Eventually, it was Adams turn again. Then the others. Adams, then the others. One insertion and then back to the rocks and trees. They kept going and going until finally, Comoro’s turn again. This time, though, he did not stop at one thrust. His robe swayed quickly, back and forth. It was a risk, to initiate this ritual so quickly. According to the text, the quickest round had only been Five; they were only at Four.
North wrapped the tops of her curled feet around his back. She moaned, sounded in pain. The young men watched, the mentors sounded the drums again.
Comoro drove forward again, then again. His body shook. According to the text, this was a sure sign. He then collapsed to the ground, happy. Adams could barely see it, but he could tell that North was bleeding. Down her legs, around her ankles, blood trickled, the stream veering down from her feet, into the atmosphere. The girl flipped over and her stomach began heaving up and down. Comoro had won, the seed was new and growing. Life had begun.
Tourrace walked over to Comoro and placed his old hands on the skinny, pimpled shoulders of the victor. “In ovo!”
Comoro stood, “I told you all!” He screamed, “I told you all!”
Dixon jumped up. He yelled, “Shit!,” and ran into the woods. Tourrace and the other mentors did not move. They only smiled. In the distance, they could hear Dixon begging for his life, crying. Then a deep, pounding voice. Then, no sound. A patrolman must’ve got him.
Tourrace removed a knife from the inside lapel of his purplish robe and stuck it near the middle of the fire. The massive blade for which Adams had seen in the halls of academia since the Pubescentry Training, began glowing red as Tourrace chanted. He then instructed the boys come forward in the order in which they had been called.

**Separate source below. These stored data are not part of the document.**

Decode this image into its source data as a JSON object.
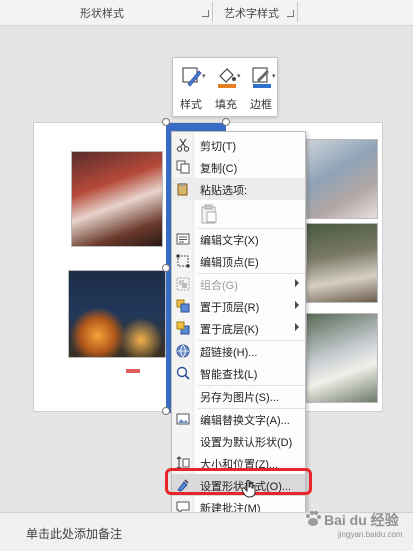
{
  "ribbon": {
    "groups": [
      {
        "label": "形状样式"
      },
      {
        "label": "艺术字样式"
      }
    ]
  },
  "mini_toolbar": {
    "buttons": [
      {
        "label": "样式",
        "icon": "pen-style-icon"
      },
      {
        "label": "填充",
        "icon": "paint-bucket-icon"
      },
      {
        "label": "边框",
        "icon": "outline-pen-icon"
      }
    ]
  },
  "context_menu": {
    "items": [
      {
        "label": "剪切(T)",
        "icon": "scissors-icon"
      },
      {
        "label": "复制(C)",
        "icon": "copy-icon"
      },
      {
        "label": "粘贴选项:",
        "icon": "paste-icon"
      },
      {
        "label": "编辑文字(X)",
        "icon": "edit-text-icon"
      },
      {
        "label": "编辑顶点(E)",
        "icon": "edit-points-icon"
      },
      {
        "label": "组合(G)",
        "icon": "group-icon"
      },
      {
        "label": "置于顶层(R)",
        "icon": "bring-front-icon"
      },
      {
        "label": "置于底层(K)",
        "icon": "send-back-icon"
      },
      {
        "label": "超链接(H)...",
        "icon": "hyperlink-icon"
      },
      {
        "label": "智能查找(L)",
        "icon": "smart-lookup-icon"
      },
      {
        "label": "另存为图片(S)...",
        "icon": ""
      },
      {
        "label": "编辑替换文字(A)...",
        "icon": "alt-text-icon"
      },
      {
        "label": "设置为默认形状(D)",
        "icon": ""
      },
      {
        "label": "大小和位置(Z)...",
        "icon": "size-position-icon"
      },
      {
        "label": "设置形状格式(O)...",
        "icon": "format-shape-icon"
      },
      {
        "label": "新建批注(M)",
        "icon": "new-comment-icon"
      }
    ]
  },
  "notes": {
    "placeholder": "单击此处添加备注"
  },
  "watermark": {
    "text": "Bai du 经验",
    "sub": "jingyan.baidu.com"
  },
  "colors": {
    "shape_fill": "#3b6cc4",
    "highlight": "#e8262a",
    "fill_icon": "#e67e22",
    "border_icon": "#2e6fd0"
  }
}
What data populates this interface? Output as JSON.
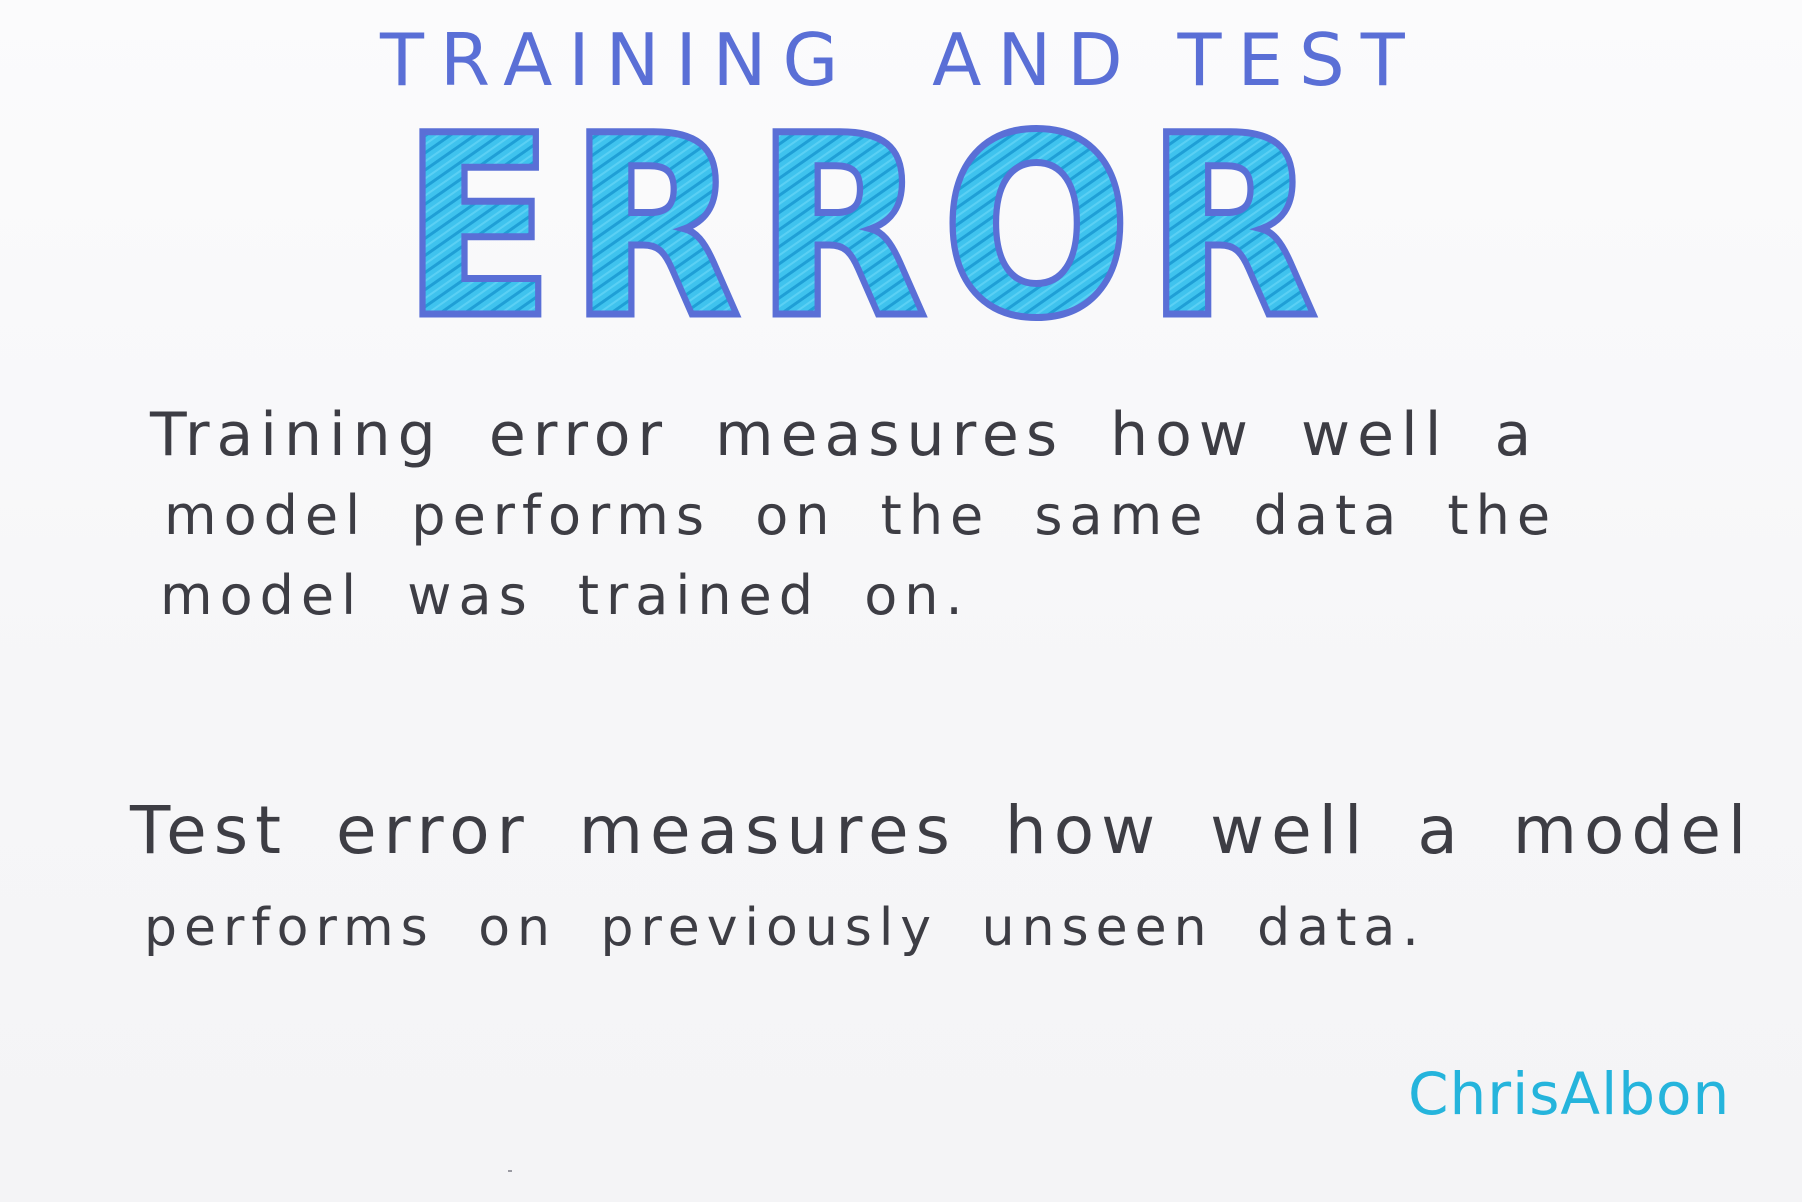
{
  "header": {
    "subtitle": "TRAINING  AND TEST",
    "title": "ERROR"
  },
  "paragraphs": {
    "training": {
      "line1": "Training error measures how well a",
      "line2": "model performs on the same data the",
      "line3": "model was trained on."
    },
    "test": {
      "line1": "Test error measures how well a model",
      "line2": "performs on previously unseen data."
    }
  },
  "signature": "ChrisAlbon",
  "colors": {
    "title_fill": "#29b6e6",
    "title_outline": "#5a6fd6",
    "subtitle": "#5a6fd6",
    "body_text": "#3d3d44",
    "signature": "#25b4dc"
  }
}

“That’s me.” Adams said. He walked to the rim of the fire and knelt at the foot of his old mentor. Heat licked against his robe. The drums hammered.
Before the glowing blade pierced his skull, Adams heard shrieks and gags from the sundial. He looked, in his final moment, to see the reason of his sacrifice, the Dead Day itself and the years of training: four newborns and another sliding out, the first of many Brothers.
And Comoro holding his penis and laughing. Laughing because he passed the test. Because he’d live forever.